Diminués d'un Thomas Müller s'étant rendu indispensable (Piotr Trochowski a remporté la course à son remplacement, devant Kroos et Cacau), ces derniers ont salement galéré face à une Roja sans Fernando Torres, auteur d'un mondial en demi-teinte et remplacé par Pedro. Comme à son habitude, ce Barça bis (sept titulaires se baladeront sur la pelouse du Camp Nou la saison prochaine) confisque le ballon à son adversaire et prend le jeu en main, sans pour autant se procurer d'occasion franche. On notera tout de même une belle ouverture de Pedro pour Villa (6e) et une tête à bout portant de Xavi sur un centre d'Iniesta, qui passe un mètre au dessus du but (14e). A part ça, l'Espagne fait dans le passage par les ailes et les départs dans le dos de la défense.


Côté allemand, on s'aligne parfaitement (la formation se lit sur le terrain) et on finit par sortir petit à petit de son camp. La première frappe teutonne n'intervient toutefois qu'à la 32e minute, lorsque Podolski oblige Casillas à s'étendre pour sortir le cuir en corner. La mi-temps se termine sans grand chose à se mettre sous la dent. On notera tout de même ce départ en profondeur d'Özil, dans les arrêts de jeu, repris de façon à moitié licite par Ramos. Deuxième période, on prend les mêmes et on recommence, avec un scénario tout à fait similaire. Un Iniesta hyperactif et un Pedro qui prend ses marques par rapport aux 45 premières minutes.

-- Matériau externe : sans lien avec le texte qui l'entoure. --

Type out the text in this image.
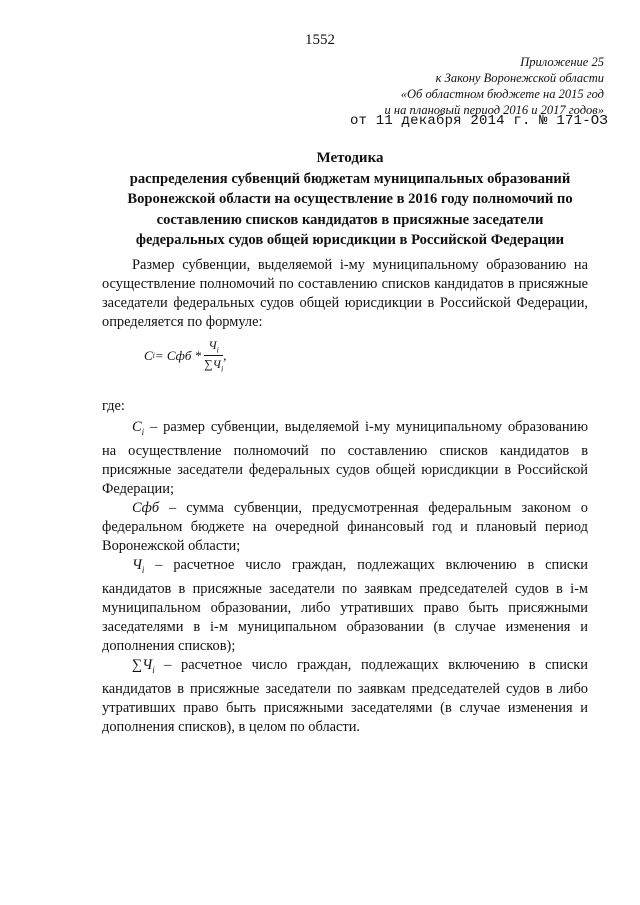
1552
Приложение 25
к Закону Воронежской области
«Об областном бюджете на 2015 год
и на плановый период 2016 и 2017 годов»
от 11 декабря 2014 г. № 171-ОЗ
Методика
распределения субвенций бюджетам муниципальных образований
Воронежской области на осуществление в 2016 году полномочий по
составлению списков кандидатов в присяжные заседатели
федеральных судов общей юрисдикции в Российской Федерации
Размер субвенции, выделяемой i-му муниципальному образованию на осуществление полномочий по составлению списков кандидатов в присяжные заседатели федеральных судов общей юрисдикции в Российской Федерации, определяется по формуле:
C i = Cфб * $\frac{Ч_i}{\sum Ч_i}$ ,
где:

$C_i$ – размер субвенции, выделяемой i-му муниципальному образованию на осуществление полномочий по составлению списков кандидатов в присяжные заседатели федеральных судов общей юрисдикции в Российской Федерации;

Cфб – сумма субвенции, предусмотренная федеральным законом о федеральном бюджете на очередной финансовый год и плановый период Воронежской области;

$Ч_i$ – расчетное число граждан, подлежащих включению в списки кандидатов в присяжные заседатели по заявкам председателей судов в i-м муниципальном образовании, либо утративших право быть присяжными заседателями в i-м муниципальном образовании (в случае изменения и дополнения списков);

$\sum Ч_i$ – расчетное число граждан, подлежащих включению в списки кандидатов в присяжные заседатели по заявкам председателей судов в либо утративших право быть присяжными заседателями (в случае изменения и дополнения списков), в целом по области.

Xabi Alonso enchaine deux frappes dangereuses de l'extérieur de la surface (48e et 50e) et Iniesta récupère le ballon après une frappe de Pedro mais Villa est trop court pour reprendre son centre-tir (58e).


Il sera dit que l'Espagne, qui promettait le plus beau jeu avant cette compétition, a décidé de capturer le ballon pour ne gagner que d'un but, sur un fait de jeu qui n'a pas grand chose à voir avec le style « rojesque » . A la 73e, donc, sur un corner de Xavi, Puyol prend son élan, élève sa tignasse dans les airs et catapulte tout ça au milieu des filets, avec un léger problème de marquage en cadeau. La fin de la partie : des Allemands qui se réveillent se trop tard, Del Bosque qui fait son premier changement à la 81e minute (alors que les trois cartes allemandes sont déjà jouées) et Pedro qui fait n'importe quoi sur l'un des quelques contres ibériques.

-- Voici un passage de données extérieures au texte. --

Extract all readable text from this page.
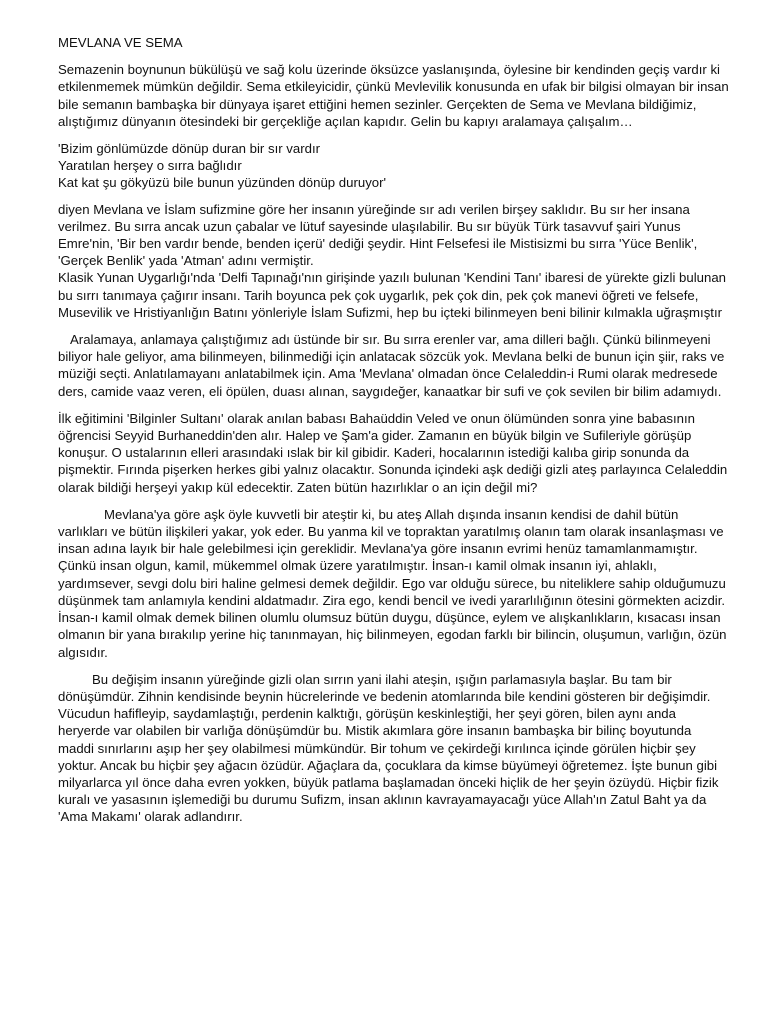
MEVLANA VE SEMA

Semazenin boynunun bükülüşü ve sağ kolu üzerinde öksüzce yaslanışında, öylesine bir kendinden geçiş vardır ki etkilenmemek mümkün değildir. Sema etkileyicidir, çünkü Mevlevilik konusunda en ufak bir bilgisi olmayan bir insan bile semanın bambaşka bir dünyaya işaret ettiğini hemen sezinler. Gerçekten de Sema ve Mevlana bildiğimiz, alıştığımız dünyanın ötesindeki bir gerçekliğe açılan kapıdır. Gelin bu kapıyı aralamaya çalışalım…

'Bizim gönlümüzde dönüp duran bir sır vardır
Yaratılan herşey o sırra bağlıdır
Kat kat şu gökyüzü bile bunun yüzünden dönüp duruyor'

diyen Mevlana ve İslam sufizmine göre her insanın yüreğinde sır adı verilen birşey saklıdır. Bu sır her insana verilmez. Bu sırra ancak uzun çabalar ve lütuf sayesinde ulaşılabilir. Bu sır büyük Türk tasavvuf şairi Yunus Emre'nin, 'Bir ben vardır bende, benden içerü' dediği şeydir. Hint Felsefesi ile Mistisizmi bu sırra 'Yüce Benlik', 'Gerçek Benlik' yada 'Atman' adını vermiştir.

Klasik Yunan Uygarlığı'nda 'Delfi Tapınağı'nın girişinde yazılı bulunan 'Kendini Tanı' ibaresi de yürekte gizli bulunan bu sırrı tanımaya çağırır insanı. Tarih boyunca pek çok uygarlık, pek çok din, pek çok manevi öğreti ve felsefe, Musevilik ve Hristiyanlığın Batını yönleriyle İslam Sufizmi, hep bu içteki bilinmeyen beni bilinir kılmakla uğraşmıştır

Aralamaya, anlamaya çalıştığımız adı üstünde bir sır. Bu sırra erenler var, ama dilleri bağlı. Çünkü bilinmeyeni biliyor hale geliyor, ama bilinmeyen, bilinmediği için anlatacak sözcük yok. Mevlana belki de bunun için şiir, raks ve müziği seçti. Anlatılamayanı anlatabilmek için. Ama 'Mevlana' olmadan önce Celaleddin-i Rumi olarak medresede ders, camide vaaz veren, eli öpülen, duası alınan, saygıdeğer, kanaatkar bir sufi ve çok sevilen bir bilim adamıydı.

İlk eğitimini 'Bilginler Sultanı' olarak anılan babası Bahaüddin Veled ve onun ölümünden sonra yine babasının öğrencisi Seyyid Burhaneddin'den alır. Halep ve Şam'a gider. Zamanın en büyük bilgin ve Sufileriyle görüşüp konuşur. O ustalarının elleri arasındaki ıslak bir kil gibidir. Kaderi, hocalarının istediği kalıba girip sonunda da pişmektir. Fırında pişerken herkes gibi yalnız olacaktır. Sonunda içindeki aşk dediği gizli ateş parlayınca Celaleddin olarak bildiği herşeyi yakıp kül edecektir. Zaten bütün hazırlıklar o an için değil mi?

Mevlana'ya göre aşk öyle kuvvetli bir ateştir ki, bu ateş Allah dışında insanın kendisi de dahil bütün varlıkları ve bütün ilişkileri yakar, yok eder. Bu yanma kil ve topraktan yaratılmış olanın tam olarak insanlaşması ve insan adına layık bir hale gelebilmesi için gereklidir. Mevlana'ya göre insanın evrimi henüz tamamlanmamıştır. Çünkü insan olgun, kamil, mükemmel olmak üzere yaratılmıştır. İnsan-ı kamil olmak insanın iyi, ahlaklı, yardımsever, sevgi dolu biri haline gelmesi demek değildir. Ego var olduğu sürece, bu niteliklere sahip olduğumuzu düşünmek tam anlamıyla kendini aldatmadır. Zira ego, kendi bencil ve ivedi yararlılığının ötesini görmekten acizdir. İnsan-ı kamil olmak demek bilinen olumlu olumsuz bütün duygu, düşünce, eylem ve alışkanlıkların, kısacası insan olmanın bir yana bırakılıp yerine hiç tanınmayan, hiç bilinmeyen, egodan farklı bir bilincin, oluşumun, varlığın, özün algısıdır.

Bu değişim insanın yüreğinde gizli olan sırrın yani ilahi ateşin, ışığın parlamasıyla başlar. Bu tam bir dönüşümdür. Zihnin kendisinde beynin hücrelerinde ve bedenin atomlarında bile kendini gösteren bir değişimdir. Vücudun hafifleyip, saydamlaştığı, perdenin kalktığı, görüşün keskinleştiği, her şeyi gören, bilen aynı anda heryerde var olabilen bir varlığa dönüşümdür bu. Mistik akımlara göre insanın bambaşka bir bilinç boyutunda maddi sınırlarını aşıp her şey olabilmesi mümkündür. Bir tohum ve çekirdeği kırılınca içinde görülen hiçbir şey yoktur. Ancak bu hiçbir şey ağacın özüdür. Ağaçlara da, çocuklara da kimse büyümeyi öğretemez. İşte bunun gibi milyarlarca yıl önce daha evren yokken, büyük patlama başlamadan önceki hiçlik de her şeyin özüydü. Hiçbir fizik kuralı ve yasasının işlemediği bu durumu Sufizm, insan aklının kavrayamayacağı yüce Allah'ın Zatul Baht ya da 'Ama Makamı' olarak adlandırır.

La Mannschaft n'a jamais semblé en mesure de prendre sa revanche sur la finale de l'Euro 2008 et l'Espagne se pointe en finale de coupe du monde pour la première fois de son Histoire, alors qu'elle n'avait jamais fait une demi-finale auparavant. C'est pas pour cafter, mais on risque de s'emmerder dimanche prochain.